LOS ANGELES (Reuters) - A woman who was attacked by a 6-foot (1.8-meter) shark in her outrigger canoe off the California coast over the weekend managed to escape unharmed and paddle safely back to shore, the local harbor patrol said on Monday.
The woman, who was not identified, told authorities that she was paddling her canoe about 3 miles (5 km) offshore, when the shark began biting on the outrigger, Santa Barbara Harbor Patrol officer Larry Nufer said.
The woman was pitched into the water during the attack, about a mile (1.8 km) north of Santa Barbara Harbor, Nufer said, but she managed to scramble back into her canoe and paddle it back to shore as the shark swam away.
She described the shark as six feet (1.8 meter) long and blue-gray in color.
Earlier this month a surfer was attacked by a shark and injured on the central California coast some 30 miles (48 km)north of Santa Barbara, prompting the closure of three public beaches in the area controlled by Vandenberg Air Force Base.

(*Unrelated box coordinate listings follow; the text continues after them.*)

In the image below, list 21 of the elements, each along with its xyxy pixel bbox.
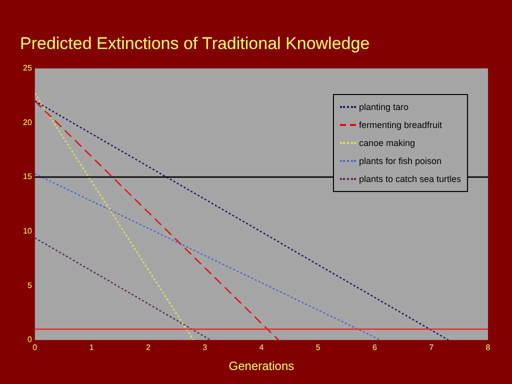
y-tick-label: 15 <box>22 172 32 182</box>
legend-label: plants to catch sea turtles <box>359 174 462 184</box>
legend-label: canoe making <box>359 138 416 148</box>
y-tick-label: 25 <box>22 64 32 73</box>
x-tick-label: 1 <box>89 343 94 352</box>
legend-label: plants for fish poison <box>359 156 442 166</box>
x-tick-label: 8 <box>486 343 491 352</box>
x-tick-label: 7 <box>429 343 434 352</box>
legend-label: fermenting breadfruit <box>359 120 442 130</box>
x-tick-label: 5 <box>316 343 321 352</box>
x-tick-label: 3 <box>202 343 208 352</box>
y-tick-label: 0 <box>27 335 32 344</box>
x-tick-label: 6 <box>372 343 378 352</box>
legend-label: planting taro <box>359 102 409 112</box>
y-tick-label: 10 <box>22 226 32 236</box>
x-tick-label: 2 <box>146 343 151 352</box>
y-tick-label: 20 <box>22 118 32 127</box>
y-tick-label: 5 <box>27 280 32 290</box>
x-tick-label: 4 <box>259 343 264 352</box>
chart-title: Predicted Extinctions of Traditional Knowledge <box>20 34 370 53</box>
x-axis-title: Generations <box>228 359 294 374</box>
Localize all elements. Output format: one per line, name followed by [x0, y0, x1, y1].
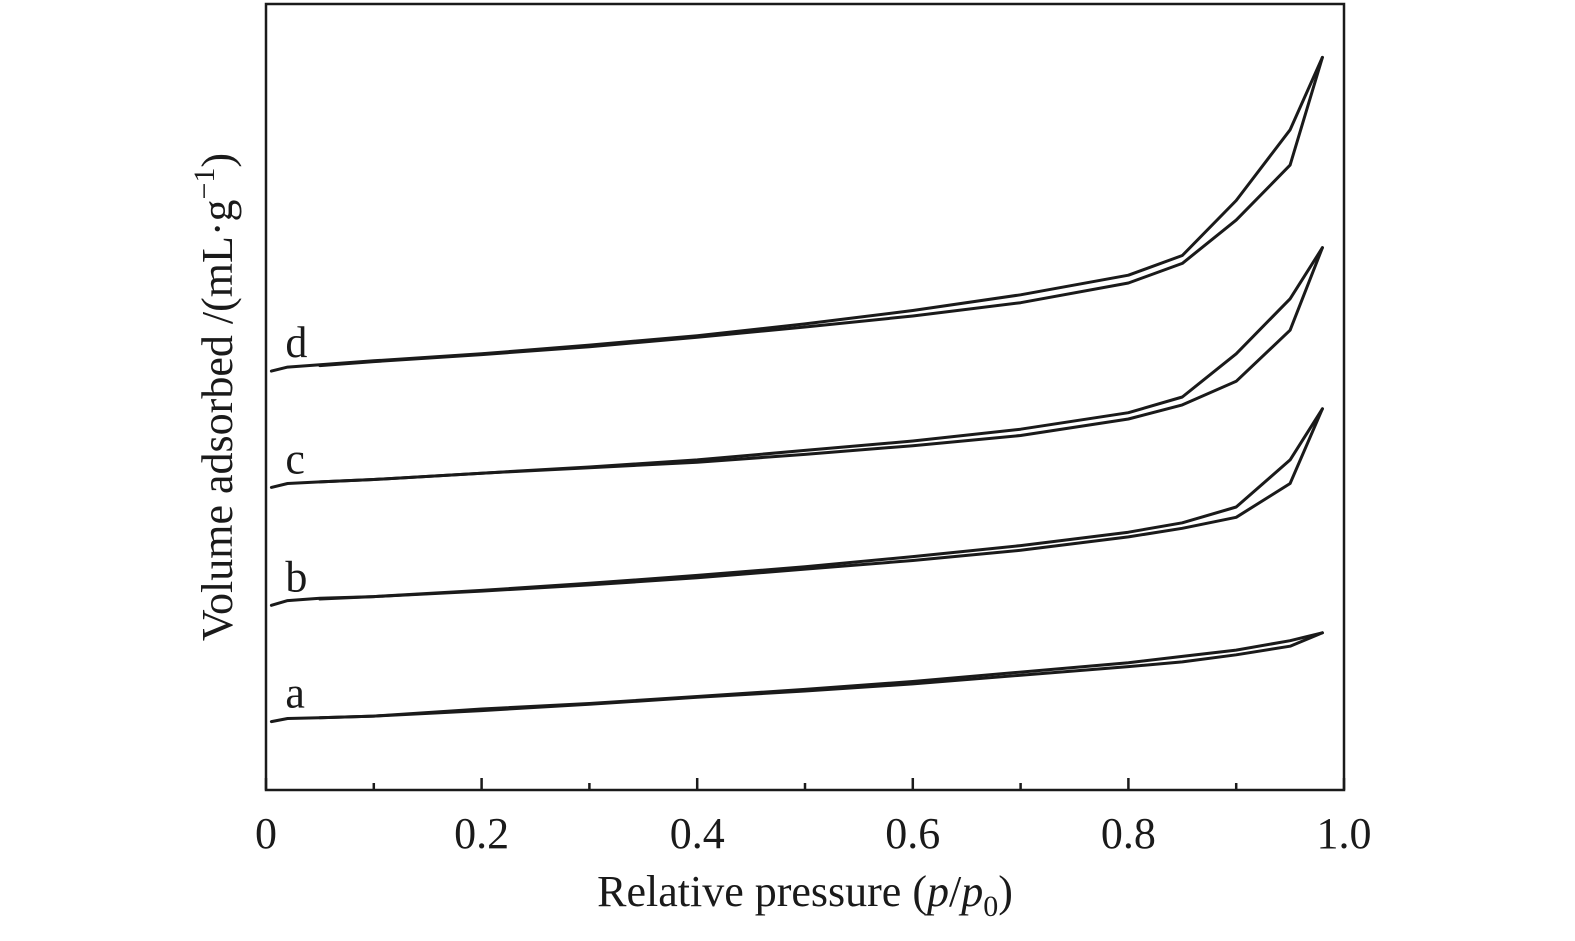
- x-tick-label: 0.4: [670, 809, 725, 858]
- x-tick-label: 0: [255, 809, 277, 858]
- series-b-desorption-line: [318, 407, 1324, 601]
- series-c-label: c: [285, 434, 305, 483]
- x-tick-label: 1.0: [1317, 809, 1372, 858]
- series-d-label: d: [285, 318, 307, 367]
- series-curves: [269, 55, 1324, 724]
- x-ticks: [264, 778, 1346, 790]
- series-b-label: b: [285, 552, 307, 601]
- series-c-desorption-line: [318, 246, 1324, 484]
- series-d-desorption-line: [318, 55, 1324, 368]
- x-tick-labels: 0 0.2 0.4 0.6 0.8 1.0: [255, 809, 1372, 858]
- series-a-adsorption-line: [269, 631, 1324, 724]
- series-a-label: a: [285, 669, 305, 718]
- x-tick-label: 0.6: [885, 809, 940, 858]
- x-tick-label: 0.8: [1101, 809, 1156, 858]
- series-labels: a b c d: [285, 318, 307, 718]
- series-a-desorption-line: [318, 631, 1324, 720]
- x-tick-label: 0.2: [454, 809, 509, 858]
- series-c-adsorption-line: [269, 246, 1324, 489]
- series-b-adsorption-line: [269, 407, 1324, 607]
- x-axis-label: Relative pressure (p/p0): [597, 867, 1013, 923]
- y-axis-label: Volume adsorbed /(mL·g−1): [188, 153, 242, 641]
- series-d-adsorption-line: [269, 55, 1324, 373]
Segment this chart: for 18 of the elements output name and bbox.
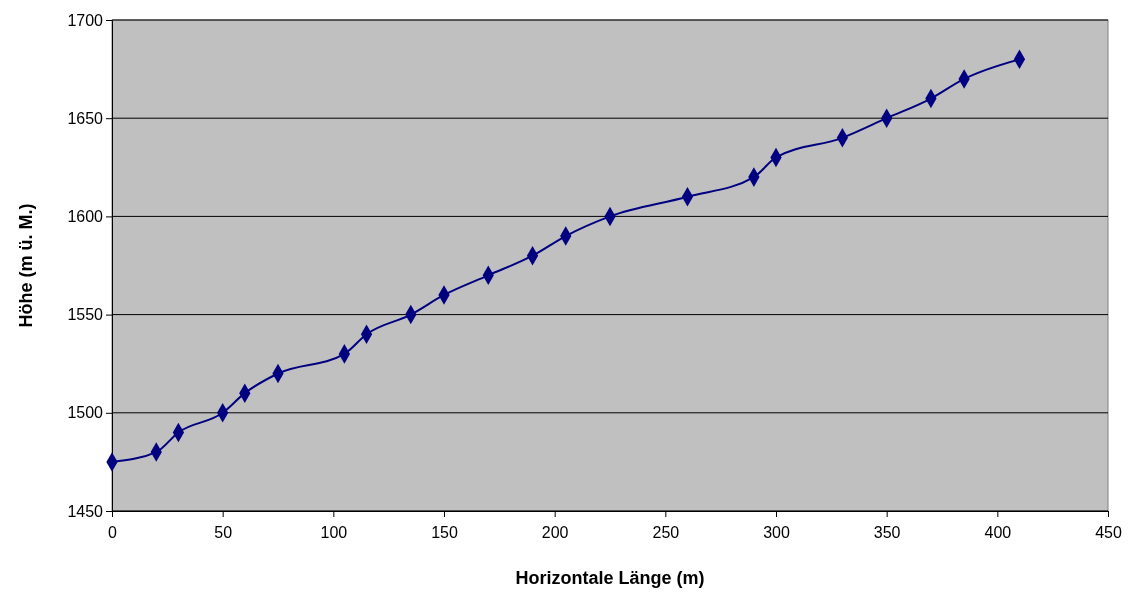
- x-tick-label: 250: [652, 523, 680, 541]
- y-tick-label: 1450: [67, 502, 104, 520]
- y-tick-label: 1500: [67, 404, 104, 422]
- x-tick-label: 300: [763, 523, 790, 541]
- y-tick-label: 1600: [67, 208, 104, 226]
- x-tick-label: 400: [984, 523, 1012, 541]
- x-tick-label: 350: [873, 523, 901, 541]
- x-tick-label: 450: [1095, 523, 1122, 541]
- x-tick-label: 0: [108, 523, 118, 541]
- x-tick-label: 150: [431, 523, 458, 541]
- x-tick-label: 100: [320, 523, 348, 541]
- y-tick-label: 1550: [67, 306, 104, 324]
- x-tick-label: 200: [541, 523, 569, 541]
- y-axis-title: Höhe (m ü. M.): [16, 203, 36, 328]
- x-tick-label: 50: [214, 523, 233, 541]
- y-tick-label: 1700: [67, 11, 104, 29]
- y-tick-label: 1650: [67, 109, 104, 127]
- x-axis-title: Horizontale Länge (m): [515, 568, 705, 588]
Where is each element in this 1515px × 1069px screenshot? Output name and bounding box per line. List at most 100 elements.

The surfer suffered lacerations to his knee, and his surfboard was scraped in the attack by a shark measuring 8 to 10 feet (2.4 to 3 meters) in length, according to a report by the Shark Research Committee.
The base and Collier’s report did not say what type of shark was involved, but local media described it as a great white.
Despite intense media attention generated by shark attacks on humans, such incidents are fairly rare along the U.S. Pacific Coast, with 154 unprovoked attacks authenticated off California since 1900, according to the Shark Research Committee.
Thirteen fatal shark attacks on people have been documented in California during the past 60 years, with the two most recent of those occurring at Vandenberg’s Surf Beach in October 2010 and October 2012, the group said.